Locking In FX Rates Is Shield Against Volatility


The travel industry is on a strong rebound post-pandemic, experiencing a notable resurgence in activity and revenue.

And despite the rise of digital payments methods, Richard Wazacz, CEO at foreign exchange company Travelex, tells PYMNTS that the continued use of cash as the primary payment method for cross-border travel is fueling the increase in travel industry revenue.

“Cash is seen as a trusted mode of payment when you travel across borders,” Wazacz said. “A lot of payment methods are still very domestic or national-based, and consumers who rely on cash have the confidence that it will always work wherever they are in the world.”

Read more: Cross-Border Travel Will Keep Cash Alive, Says Travelex CEO

Aside from the confidence it gives travelers, Wazacz said cash offers a tangible means to track expenses, particularly valued by budget-conscious individuals grappling with cost-of-living challenges worldwide.

“If you’ve got $100 in your pocket, you know how much money you’ve got left,” he said, adding that it’s a clarity often lacking with electronic payment methods.

However, he highlighted a growing demand for a blend of cash and digital solutions, prompting the recent introduction of Apple Pay and Google Pay digital wallets to Travelex’s array of offerings.

Additionally, the company’s prepaid cards facilitate flexible currency exchanges without added fees, with Wazacz reporting a significant uptick in the sale of these travel money prepaid cards — from 1% to between 15% and 20% over the past 20 months — at Heathrow Airport, Travelex’s largest U.K. location.

“There’s a real appetite and desire for it,” he pointed out, while underscoring Travelex’s philosophy that “cash and card is the right way to serve customers’ needs when they travel.”

Digitizing Cash Access and De-Risking Currency Movement

The digital transformation continues to revolutionize various sectors, prompting even legacy brands like Travelex to embrace and integrate digital solutions into their offerings to cater to today’s tech-savvy consumers.

At Heathrow Airport, for instance, the company is currently piloting a self-serve kiosk initiative, which, compared to traditional ATMs, can accommodate larger transactions while still providing the option for counter service to address more complex needs.

Drawing parallels to the evolution of self-service in other industries such as self-check-ins at airports and self-checkouts at supermarkets, Wazacz emphasized the importance of providing choice and flexibility to meet diverse preferences and needs, ultimately enhancing the overall travel experience.

As he noted, “the self-serve kiosk is a platform for interaction and an opportunity to increase our ecosystem, eventually enabling people to do different things in different ways.” 

Wazacz also highlighted ongoing partnerships with online travel agencies (OTAs) like Kayak and Expedia to offer foreign exchange (FX) cash as a solution earlier in the travel planning journey.

Essentially, a customer booking a holiday in November for the following summer will have the option to lock in exchange rates at the time of purchase, with the flexibility to reverse that decision if the currency rate at the time of travel proves more favorable.

According to Wazacz, this option serves to de-risk currency movements, providing customers with valuable cost-saving opportunities while ensuring a seamless and risk-free travel experience.
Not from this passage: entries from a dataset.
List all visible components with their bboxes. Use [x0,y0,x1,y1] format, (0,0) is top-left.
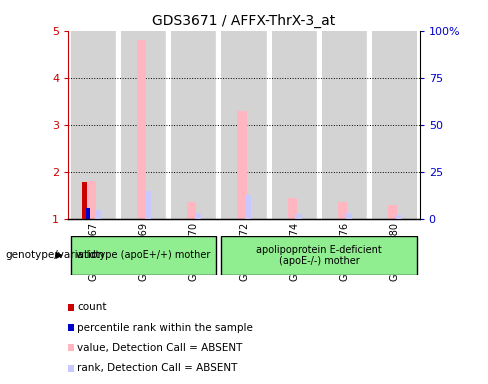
Text: percentile rank within the sample: percentile rank within the sample [77,323,253,333]
Bar [238,111,246,219]
Bar [121,31,166,219]
Bar [272,31,317,219]
Bar [86,208,90,219]
Bar [396,215,402,219]
Bar [222,236,417,275]
Bar [346,213,352,219]
Bar [322,31,367,219]
Bar [81,182,87,219]
Bar [145,191,151,219]
Bar [195,213,201,219]
Text: wildtype (apoE+/+) mother: wildtype (apoE+/+) mother [77,250,211,260]
Title: GDS3671 / AFFX-ThrX-3_at: GDS3671 / AFFX-ThrX-3_at [152,14,336,28]
Text: genotype/variation: genotype/variation [5,250,104,260]
Text: value, Detection Call = ABSENT: value, Detection Call = ABSENT [77,343,243,353]
Bar [71,31,116,219]
Bar [87,181,96,219]
Bar [372,31,417,219]
Bar [187,202,196,219]
Bar [287,198,297,219]
Text: count: count [77,302,106,312]
Bar [95,210,101,219]
Bar [137,40,146,219]
Bar [171,31,216,219]
Bar [296,214,302,219]
Text: rank, Detection Call = ABSENT: rank, Detection Call = ABSENT [77,363,238,373]
Bar [245,195,251,219]
Bar [222,31,266,219]
Bar [71,236,216,275]
Bar [388,205,397,219]
Bar [338,202,347,219]
Text: apolipoprotein E-deficient
(apoE-/-) mother: apolipoprotein E-deficient (apoE-/-) mot… [256,245,382,266]
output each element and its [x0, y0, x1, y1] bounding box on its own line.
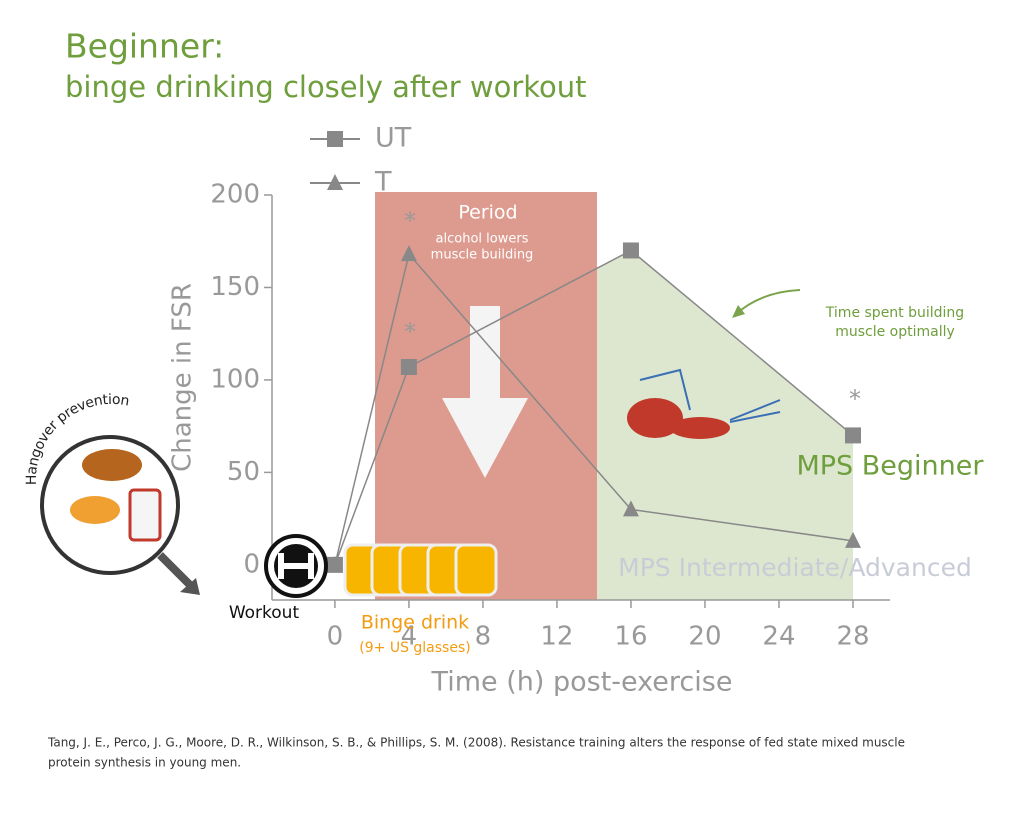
- mps-beginner: MPS Beginner: [796, 451, 984, 482]
- legend-marker: [327, 131, 343, 147]
- asterisk: *: [404, 207, 416, 235]
- asterisk: *: [849, 385, 861, 413]
- legend-label: UT: [375, 123, 412, 154]
- marker: [400, 358, 417, 375]
- x-tick-label: 16: [614, 622, 647, 652]
- y-tick-label: 100: [210, 364, 260, 394]
- x-tick-label: 12: [540, 622, 573, 652]
- x-tick-label: 8: [475, 622, 492, 652]
- x-tick-label: 24: [762, 622, 795, 652]
- citation: protein synthesis in young men.: [48, 756, 241, 770]
- chart-title: Beginner:: [65, 27, 224, 66]
- x-axis-label: Time (h) post-exercise: [431, 667, 733, 698]
- legend-marker: [327, 174, 343, 190]
- series-line: [334, 249, 854, 566]
- y-tick-label: 50: [227, 457, 260, 487]
- time-note: muscle optimally: [835, 324, 955, 340]
- binge-note: (9+ US glasses): [359, 640, 470, 656]
- period-note: muscle building: [431, 248, 534, 263]
- y-tick-label: 150: [210, 272, 260, 302]
- series-line: [334, 252, 854, 566]
- workout-label: Workout: [229, 603, 300, 623]
- x-tick-label: 20: [688, 622, 721, 652]
- x-tick-label: 4: [401, 622, 418, 652]
- x-tick-label: 28: [836, 622, 869, 652]
- beer-glasses: [343, 543, 498, 597]
- period-label: Period: [458, 202, 517, 224]
- y-axis-label: Change in FSR: [168, 283, 198, 472]
- period-note: alcohol lowers: [436, 232, 529, 247]
- y-tick-label: 0: [243, 549, 260, 579]
- muscle-icon: [627, 368, 781, 439]
- marker: [326, 555, 343, 572]
- marker: [400, 245, 417, 262]
- legend-label: T: [374, 167, 392, 198]
- note-arrow: [734, 289, 801, 316]
- marker: [622, 242, 639, 259]
- dumbbell-icon: [264, 534, 328, 598]
- down-arrow: [442, 306, 528, 478]
- mps-advanced: MPS Intermediate/Advanced: [618, 553, 972, 582]
- x-tick-label: 0: [327, 622, 344, 652]
- time-note: Time spent building: [825, 305, 964, 321]
- chart-subtitle: binge drinking closely after workout: [65, 70, 587, 104]
- y-tick-label: 200: [210, 180, 260, 210]
- marker: [844, 427, 861, 444]
- binge-label: Binge drink: [361, 612, 469, 634]
- asterisk: *: [404, 318, 416, 346]
- marker: [844, 531, 861, 548]
- note-arrowhead: [732, 305, 745, 318]
- marker: [622, 500, 639, 517]
- hangover-icon: [40, 435, 200, 595]
- citation: Tang, J. E., Perco, J. G., Moore, D. R.,…: [47, 736, 905, 750]
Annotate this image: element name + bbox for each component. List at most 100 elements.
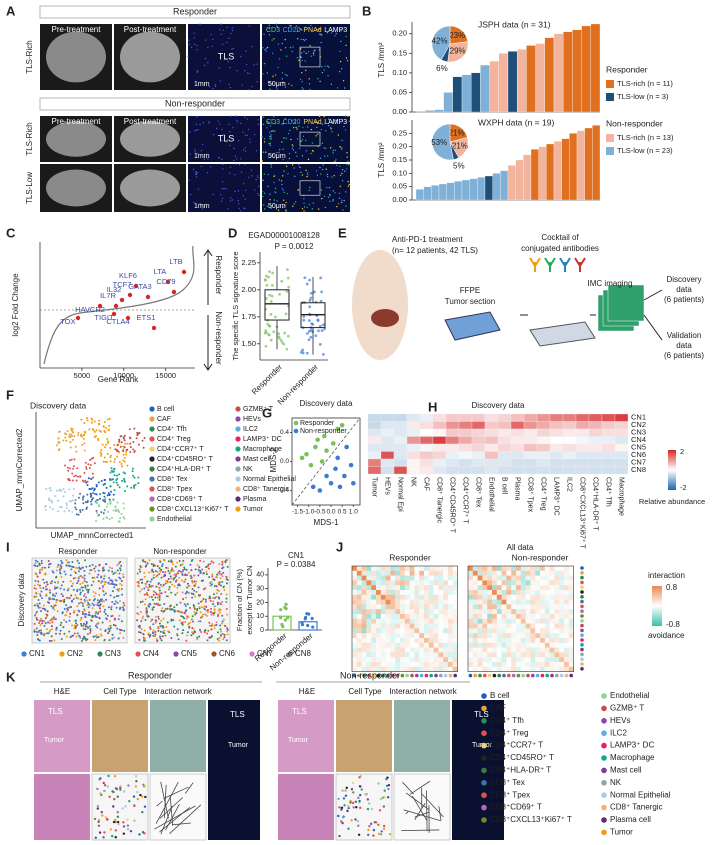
heatmap-cell: [428, 666, 434, 672]
heatmap-cell: [501, 575, 507, 581]
if-dot: [346, 59, 349, 62]
cn-dot: [473, 673, 478, 678]
umap-dot: [48, 497, 51, 500]
cell-dot: [33, 587, 36, 590]
heatmap-cell: [376, 604, 381, 610]
cell-dot: [118, 572, 121, 575]
cell-dot: [40, 590, 43, 593]
cell-dot: [153, 602, 156, 605]
legend-dot: [481, 755, 487, 761]
cell-dot: [81, 566, 84, 569]
heatmap-cell: [496, 599, 502, 605]
gene-point: [165, 279, 171, 285]
cell-dot: [105, 563, 108, 566]
if-dot: [329, 200, 331, 203]
heatmap-cell: [564, 570, 569, 576]
heatmap-cell: [523, 428, 538, 437]
heatmap-cell: [516, 609, 521, 614]
point: [333, 466, 338, 472]
cell-dot: [170, 577, 173, 580]
heatmap-cell: [367, 436, 382, 445]
legend-dot: [293, 428, 299, 434]
if-dot: [253, 189, 256, 191]
heatmap-cell: [380, 585, 386, 590]
cell-dot: [179, 601, 182, 604]
heatmap-cell: [549, 570, 555, 576]
if-dot: [195, 176, 198, 178]
if-dot: [335, 119, 337, 122]
cell-dot: [112, 572, 115, 575]
cell-dot: [195, 580, 198, 583]
heatmap-cell: [468, 618, 473, 624]
heatmap-cell: [404, 580, 410, 586]
cell-dot: [73, 624, 76, 627]
jitter-point: [267, 275, 271, 279]
umap-dot: [83, 471, 86, 474]
heatmap-cell: [564, 619, 569, 624]
heatmap-cell: [520, 662, 526, 667]
cell-dot: [81, 613, 84, 616]
umap-dot: [95, 509, 98, 512]
umap-dot: [66, 466, 69, 469]
legend-dot: [97, 651, 103, 657]
if-dot: [313, 50, 315, 52]
jitter-point: [269, 313, 273, 316]
cell-dot: [198, 566, 201, 569]
cell-dot: [65, 635, 68, 638]
heatmap-cell: [434, 609, 439, 614]
if-dot: [300, 52, 303, 54]
if-dot: [219, 28, 221, 31]
cell-dot: [213, 578, 216, 581]
if-dot: [188, 179, 191, 182]
heatmap-cell: [393, 458, 408, 467]
heatmap-cell: [496, 662, 502, 667]
cell-dot: [89, 629, 92, 632]
cell-dot: [55, 632, 58, 635]
bar: [572, 29, 582, 113]
network-image: [394, 700, 450, 772]
heatmap-cell: [549, 575, 555, 581]
heatmap-cell: [419, 580, 424, 586]
heatmap-cell: [448, 666, 453, 672]
cn-dot: [540, 673, 545, 678]
cell-dot: [158, 592, 161, 595]
heatmap-cell: [404, 585, 410, 590]
cell-dot: [218, 583, 221, 586]
cell-dot: [212, 561, 215, 564]
heatmap-cell: [536, 443, 551, 452]
legend-label: Macrophage: [243, 446, 282, 453]
legend-label: Plasma cell: [610, 815, 651, 824]
heatmap-cell: [545, 566, 550, 571]
heatmap-cell: [443, 662, 448, 667]
heatmap-cell: [487, 594, 492, 600]
heatmap-cell: [395, 662, 400, 667]
heatmap-cell: [536, 436, 551, 445]
cell-dot: [167, 630, 170, 633]
cell-dot: [141, 617, 144, 620]
cell-dot: [108, 639, 111, 642]
heatmap-cell: [487, 570, 492, 576]
umap-dot: [95, 429, 98, 432]
heatmap-cell: [452, 575, 458, 581]
cell-dot: [120, 580, 123, 583]
cell-dot: [82, 604, 85, 607]
cell-dot: [176, 634, 179, 637]
cell-dot: [37, 604, 40, 607]
heatmap-cell: [487, 604, 492, 610]
diagram-text: conjugated antibodies: [521, 244, 599, 253]
if-dot: [265, 47, 268, 50]
cell-dot: [75, 622, 78, 625]
bar: [530, 149, 539, 201]
cell-dot: [225, 639, 228, 642]
cell-dot: [198, 635, 201, 638]
heatmap-cell: [400, 662, 405, 667]
heatmap-cell: [501, 666, 507, 672]
if-dot: [301, 174, 304, 176]
heatmap-cell: [588, 451, 603, 460]
cell-dot: [80, 598, 83, 601]
cell-dot: [155, 602, 158, 605]
cn-dot: [580, 633, 584, 637]
if-dot: [281, 183, 283, 186]
cell-dot: [109, 828, 112, 831]
heatmap-cell: [471, 458, 486, 467]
“When you purchase a flight ticket, you buy travel insurance and can also purchase your car and hotel in advance,” he pointed out. “[Similarly], we believe that there is a market where some customers would also value locking in or reserving the currency rate at that point of purchase.”

Business-Leisure Travel Shifts

With several markets worldwide poised for a record-breaking year in travel, Wasacz noted a significant shift in the business-leisure travel mix that will influence the dynamics of the travel ecosystem. 

He cited recent reports by airlines like British Airways, which have observed a decrease in business class bookings alongside a surge in economy and economy plus bookings, indicating a notable increase in leisure and non-business travel compared to business travel.

“This [trend] clearly has impacts on the ecosystem because business travelers and leisure travelers behave differently and have different needs,” he explained.

Despite this current shift, he said there will be a gradual recovery in business travel as organizations balance the benefits of technology with the value of in-person meetings and face-to-face interactions.

He further highlighted the growth of point-to-point travel and reduced dependency on hub connections as another significant trend, particularly in China, where large regional airports now provide direct flights to multiple international destinations.

Overall, Wasacz said the trajectory this year points toward continuous growth and transformation in the travel industry, with “customer’s appetite for cash [remaining strong and] undiminished.”